The awards curcuits have been buzzing over Alfonso Cuarón’s intimate and deeply personal “Roma” and for good reason. Inspired by a key figure from his childhood, Cuarón weaves together one gorgeously crafted visual composition after another. Every frame is crafted with painstaking detail and not an inch of the shot is wasted. It’s a film that hearkens back to the filmmaking of Fellini, Tati, and even a touch of Bresson. Still, it’s much more than gorgeous eye candy and it definitely feels fresh among the steady stream of modern filmmaking conventions.
Paul Schrader’s intense yet sensitive “First Reformed” is unlike anything else I saw in 2018. It’s a film rich in themes – faith, guilt, obsession, self-destruction, and spiritual despair just to name a few. It’s a film wrestling with the idea of “a world without hope” and it does so with the most open and earnest of intentions. And then there is Ethan Hawke, a great actor giving a career best performance. As fascinating as the subject may be, it doesn’t get off the ground without Hawke who is nothing short of superb.
2018 saw Damien Chazelle follow up his award-winning “La La Land” with a biopic of the enigmatic Neil Armstrong. It was bogged down early by undeserved criticism and seemingly overlooked by many throughout its box office run. It’s a stirring portrayal that aims to be more personal than theatrical. It’s an approach I really appreciated. The movie is helped by a widely misunderstood performance from Ryan Gosling who is understated by design and hardly without an emotional underpinning. It makes for a wonderful study of an iconic American figure.
Talk about a movie I wish more people would see.
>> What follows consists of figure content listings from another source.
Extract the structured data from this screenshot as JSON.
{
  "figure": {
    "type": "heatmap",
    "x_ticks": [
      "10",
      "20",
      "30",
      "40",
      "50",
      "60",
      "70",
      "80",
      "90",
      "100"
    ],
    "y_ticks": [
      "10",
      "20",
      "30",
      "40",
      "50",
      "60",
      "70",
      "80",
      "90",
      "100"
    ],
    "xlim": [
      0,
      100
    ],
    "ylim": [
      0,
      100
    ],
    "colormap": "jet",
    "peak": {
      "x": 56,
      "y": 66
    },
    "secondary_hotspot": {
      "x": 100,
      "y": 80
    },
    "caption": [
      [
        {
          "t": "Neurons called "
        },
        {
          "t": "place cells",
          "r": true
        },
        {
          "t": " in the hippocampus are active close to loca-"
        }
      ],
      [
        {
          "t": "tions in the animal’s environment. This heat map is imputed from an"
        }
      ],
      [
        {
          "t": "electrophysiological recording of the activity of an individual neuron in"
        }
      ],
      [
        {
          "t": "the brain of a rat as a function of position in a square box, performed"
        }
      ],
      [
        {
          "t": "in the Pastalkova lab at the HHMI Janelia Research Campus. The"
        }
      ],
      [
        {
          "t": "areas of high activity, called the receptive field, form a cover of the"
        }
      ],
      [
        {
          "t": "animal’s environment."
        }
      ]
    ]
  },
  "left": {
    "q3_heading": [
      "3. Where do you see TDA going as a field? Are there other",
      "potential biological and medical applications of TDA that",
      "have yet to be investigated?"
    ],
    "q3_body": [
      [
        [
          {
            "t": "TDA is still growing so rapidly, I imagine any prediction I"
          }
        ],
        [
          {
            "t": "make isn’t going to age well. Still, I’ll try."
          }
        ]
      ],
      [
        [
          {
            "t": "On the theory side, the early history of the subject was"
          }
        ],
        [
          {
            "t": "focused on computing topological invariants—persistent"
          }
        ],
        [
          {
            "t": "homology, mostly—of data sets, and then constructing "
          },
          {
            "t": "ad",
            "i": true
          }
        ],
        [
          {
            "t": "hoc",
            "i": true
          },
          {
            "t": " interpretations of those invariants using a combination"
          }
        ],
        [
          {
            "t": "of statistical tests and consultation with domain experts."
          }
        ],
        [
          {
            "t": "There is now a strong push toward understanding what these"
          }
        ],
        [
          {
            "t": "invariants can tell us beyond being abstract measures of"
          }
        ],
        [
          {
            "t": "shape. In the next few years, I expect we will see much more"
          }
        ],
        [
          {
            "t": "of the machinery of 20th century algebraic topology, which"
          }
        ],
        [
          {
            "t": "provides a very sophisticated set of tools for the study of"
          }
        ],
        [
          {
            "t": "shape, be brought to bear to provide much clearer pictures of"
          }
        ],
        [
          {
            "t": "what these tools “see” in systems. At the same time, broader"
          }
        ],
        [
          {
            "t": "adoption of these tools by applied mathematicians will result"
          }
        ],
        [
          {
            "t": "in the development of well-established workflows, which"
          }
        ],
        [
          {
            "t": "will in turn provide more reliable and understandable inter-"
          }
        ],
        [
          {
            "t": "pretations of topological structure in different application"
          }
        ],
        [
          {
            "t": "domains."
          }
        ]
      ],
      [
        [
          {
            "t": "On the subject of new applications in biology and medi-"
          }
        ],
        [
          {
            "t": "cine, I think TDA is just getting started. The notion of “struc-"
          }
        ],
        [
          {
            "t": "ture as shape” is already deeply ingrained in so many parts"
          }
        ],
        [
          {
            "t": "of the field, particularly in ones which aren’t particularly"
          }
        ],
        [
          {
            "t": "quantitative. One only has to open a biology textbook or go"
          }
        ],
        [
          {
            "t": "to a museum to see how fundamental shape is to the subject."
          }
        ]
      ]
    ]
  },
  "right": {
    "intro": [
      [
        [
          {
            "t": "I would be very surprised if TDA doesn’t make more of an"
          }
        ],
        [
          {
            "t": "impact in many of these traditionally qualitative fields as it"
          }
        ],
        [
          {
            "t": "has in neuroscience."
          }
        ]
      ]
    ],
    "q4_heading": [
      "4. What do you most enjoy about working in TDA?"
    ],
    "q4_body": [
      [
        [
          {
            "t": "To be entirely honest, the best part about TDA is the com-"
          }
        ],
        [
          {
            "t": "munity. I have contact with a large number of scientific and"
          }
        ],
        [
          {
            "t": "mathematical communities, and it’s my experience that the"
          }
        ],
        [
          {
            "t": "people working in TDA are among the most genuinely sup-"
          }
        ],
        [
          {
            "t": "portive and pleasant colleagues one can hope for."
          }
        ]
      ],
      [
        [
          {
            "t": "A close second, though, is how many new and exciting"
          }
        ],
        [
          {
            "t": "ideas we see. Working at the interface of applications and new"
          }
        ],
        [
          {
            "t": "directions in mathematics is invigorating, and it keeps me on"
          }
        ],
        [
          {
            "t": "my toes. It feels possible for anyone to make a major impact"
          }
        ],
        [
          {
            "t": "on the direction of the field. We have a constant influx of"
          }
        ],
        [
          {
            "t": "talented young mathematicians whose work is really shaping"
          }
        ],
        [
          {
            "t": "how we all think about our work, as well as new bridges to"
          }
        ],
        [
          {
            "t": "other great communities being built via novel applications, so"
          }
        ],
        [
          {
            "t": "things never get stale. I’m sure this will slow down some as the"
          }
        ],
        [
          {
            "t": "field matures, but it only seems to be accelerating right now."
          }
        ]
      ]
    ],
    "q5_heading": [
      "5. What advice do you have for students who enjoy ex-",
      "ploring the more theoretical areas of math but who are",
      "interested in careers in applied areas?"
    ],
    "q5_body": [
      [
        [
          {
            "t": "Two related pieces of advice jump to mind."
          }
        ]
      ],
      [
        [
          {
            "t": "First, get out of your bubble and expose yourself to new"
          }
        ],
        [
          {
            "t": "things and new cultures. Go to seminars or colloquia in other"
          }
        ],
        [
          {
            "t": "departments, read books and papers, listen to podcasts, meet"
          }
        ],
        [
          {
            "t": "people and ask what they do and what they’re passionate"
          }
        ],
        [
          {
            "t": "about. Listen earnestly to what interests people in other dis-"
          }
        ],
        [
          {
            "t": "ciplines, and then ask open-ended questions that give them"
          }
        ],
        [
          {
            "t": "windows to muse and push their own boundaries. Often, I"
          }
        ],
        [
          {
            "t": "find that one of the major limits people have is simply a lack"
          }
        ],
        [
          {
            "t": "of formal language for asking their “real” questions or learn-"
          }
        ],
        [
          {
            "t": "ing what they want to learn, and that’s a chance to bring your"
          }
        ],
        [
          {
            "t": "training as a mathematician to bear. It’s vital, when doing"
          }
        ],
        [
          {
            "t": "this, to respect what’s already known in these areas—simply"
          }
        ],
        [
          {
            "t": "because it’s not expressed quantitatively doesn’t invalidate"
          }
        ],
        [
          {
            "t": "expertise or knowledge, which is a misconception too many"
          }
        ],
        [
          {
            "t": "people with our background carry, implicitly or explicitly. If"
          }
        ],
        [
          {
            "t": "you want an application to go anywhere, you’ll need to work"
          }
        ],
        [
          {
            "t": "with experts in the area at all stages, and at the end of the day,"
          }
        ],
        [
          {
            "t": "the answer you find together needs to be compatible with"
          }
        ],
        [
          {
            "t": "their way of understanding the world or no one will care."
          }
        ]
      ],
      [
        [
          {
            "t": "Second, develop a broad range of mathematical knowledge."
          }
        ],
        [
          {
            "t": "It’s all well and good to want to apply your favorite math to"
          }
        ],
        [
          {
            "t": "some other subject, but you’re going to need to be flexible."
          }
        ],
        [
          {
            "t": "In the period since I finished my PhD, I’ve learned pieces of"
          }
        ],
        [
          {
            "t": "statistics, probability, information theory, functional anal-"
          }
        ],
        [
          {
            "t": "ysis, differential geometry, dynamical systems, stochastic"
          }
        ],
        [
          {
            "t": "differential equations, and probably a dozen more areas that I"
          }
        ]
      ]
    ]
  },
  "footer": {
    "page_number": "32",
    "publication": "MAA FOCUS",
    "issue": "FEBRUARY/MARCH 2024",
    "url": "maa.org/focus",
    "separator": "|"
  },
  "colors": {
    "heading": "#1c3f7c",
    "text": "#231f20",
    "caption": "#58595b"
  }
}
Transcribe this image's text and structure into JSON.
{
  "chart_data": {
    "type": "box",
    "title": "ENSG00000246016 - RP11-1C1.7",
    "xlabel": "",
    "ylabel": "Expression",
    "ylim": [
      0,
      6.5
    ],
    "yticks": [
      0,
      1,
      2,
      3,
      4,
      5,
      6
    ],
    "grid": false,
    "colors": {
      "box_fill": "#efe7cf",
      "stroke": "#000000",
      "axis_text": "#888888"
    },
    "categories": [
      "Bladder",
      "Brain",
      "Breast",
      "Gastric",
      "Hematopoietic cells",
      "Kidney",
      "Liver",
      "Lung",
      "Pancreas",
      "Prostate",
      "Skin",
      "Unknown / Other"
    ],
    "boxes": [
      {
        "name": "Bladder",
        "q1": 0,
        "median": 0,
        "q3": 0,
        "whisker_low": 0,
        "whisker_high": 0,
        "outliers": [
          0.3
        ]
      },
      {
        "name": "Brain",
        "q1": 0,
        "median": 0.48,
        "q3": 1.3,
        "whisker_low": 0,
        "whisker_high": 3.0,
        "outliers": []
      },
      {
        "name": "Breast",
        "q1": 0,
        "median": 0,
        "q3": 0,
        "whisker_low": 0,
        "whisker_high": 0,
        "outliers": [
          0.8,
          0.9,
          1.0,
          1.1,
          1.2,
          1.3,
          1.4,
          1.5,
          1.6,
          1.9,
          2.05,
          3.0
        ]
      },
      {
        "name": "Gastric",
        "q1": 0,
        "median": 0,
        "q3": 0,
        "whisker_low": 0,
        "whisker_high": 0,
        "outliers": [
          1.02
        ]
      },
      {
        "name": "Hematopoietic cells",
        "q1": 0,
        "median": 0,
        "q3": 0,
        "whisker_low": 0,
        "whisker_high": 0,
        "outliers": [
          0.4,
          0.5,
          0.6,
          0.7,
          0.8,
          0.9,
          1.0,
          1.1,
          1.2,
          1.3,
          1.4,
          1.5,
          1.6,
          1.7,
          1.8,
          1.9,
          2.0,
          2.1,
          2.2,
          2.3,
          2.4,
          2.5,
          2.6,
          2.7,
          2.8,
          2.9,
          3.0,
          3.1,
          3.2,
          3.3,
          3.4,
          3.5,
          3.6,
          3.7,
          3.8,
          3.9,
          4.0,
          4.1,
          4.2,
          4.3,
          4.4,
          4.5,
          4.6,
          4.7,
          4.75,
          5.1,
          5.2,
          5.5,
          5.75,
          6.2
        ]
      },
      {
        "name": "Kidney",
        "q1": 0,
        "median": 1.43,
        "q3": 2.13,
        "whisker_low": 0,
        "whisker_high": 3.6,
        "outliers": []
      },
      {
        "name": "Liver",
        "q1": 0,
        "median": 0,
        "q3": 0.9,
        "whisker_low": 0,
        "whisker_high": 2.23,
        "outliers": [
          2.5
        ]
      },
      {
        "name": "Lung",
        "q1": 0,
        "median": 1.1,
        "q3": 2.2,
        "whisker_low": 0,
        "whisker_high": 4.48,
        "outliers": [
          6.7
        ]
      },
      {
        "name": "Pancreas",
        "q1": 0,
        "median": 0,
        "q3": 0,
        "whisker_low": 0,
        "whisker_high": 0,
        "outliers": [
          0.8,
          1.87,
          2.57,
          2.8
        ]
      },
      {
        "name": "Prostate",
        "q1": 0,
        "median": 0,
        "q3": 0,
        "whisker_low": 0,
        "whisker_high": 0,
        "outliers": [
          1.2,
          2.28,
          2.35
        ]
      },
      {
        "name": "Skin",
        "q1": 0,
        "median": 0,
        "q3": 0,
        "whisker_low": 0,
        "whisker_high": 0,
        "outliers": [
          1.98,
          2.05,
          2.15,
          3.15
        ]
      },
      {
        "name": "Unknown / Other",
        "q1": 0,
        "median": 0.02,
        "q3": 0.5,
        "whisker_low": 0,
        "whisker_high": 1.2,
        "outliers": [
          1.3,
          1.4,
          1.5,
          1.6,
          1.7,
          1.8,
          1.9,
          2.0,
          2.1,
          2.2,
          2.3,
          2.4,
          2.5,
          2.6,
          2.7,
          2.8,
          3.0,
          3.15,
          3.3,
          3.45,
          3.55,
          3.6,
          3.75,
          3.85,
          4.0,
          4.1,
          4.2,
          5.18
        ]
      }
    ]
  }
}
Director and co-writer Debra Granik’s subtly piercing father/daughter drama left an impression on me and I have felt its emotional tug since. Granik (who gave us “Winter’s Bone”) once again gets down on the most human of levels and does it through a segment of our population on the fringes. Ben Foster’s performance is powerful in its restraint, but it’s newcomer Thomasin McKenzie who shines brightest. She’s the emotional anchor and it’s impossible to not be moved by her story.
I’ve long had reservations about Paul Dano the actor. I have no such reservations when it comes to Paul Dano the director. “Wildlife”, his directorial debut, sees him telling a piercing family story with the delicacy and precision of a seasoned filmmaker. A very good Ed Oxenbould is our eyes. Jake Gyllenhaal is fantastic. But this is really Carey Mulligan’s show. She brilliantly cracks open her character and works a wide range of emotions to give form to her many complexities. It’s one of the year’s best performances from one of the year’s best movies.
Whenever the Coen brothers make a movie it automatically has my attention. “Buster Scruggs” shows the siblings flexing their creative freedoms in ways we haven’t seen before. The movie is an anthology – six short stories with very different flavors but each connected with a familiar thematic throughline. While its structure is unconventional, even a bit wacky, it’s unquestionably a Coen brothers film. You’ll find their dense wordplay, beautiful visuals, and quirky sense of humor stamped all over this thing.
In a year where independent films shined the brightest for me, it’s a big budget blockbuster that was my easy choice for best of the 2018. “M:I – Fallout” tops my list for a very simple reason – it is easily the most fun I had at the theaters this year. It is exactly what I want from a blockbuster. While the action is exhilarating and the thrills non-stop, writer-director Christopher McQuarrie never shortchanges his story or his characters. For me it sets a high bar not just for the franchise itself but for what blockbusters can and should be.
There you have it. Please let me know what you think in the comments section below. What did I get right and where did I go wrong? I would love to hear you thoughts. Lets do it again next year!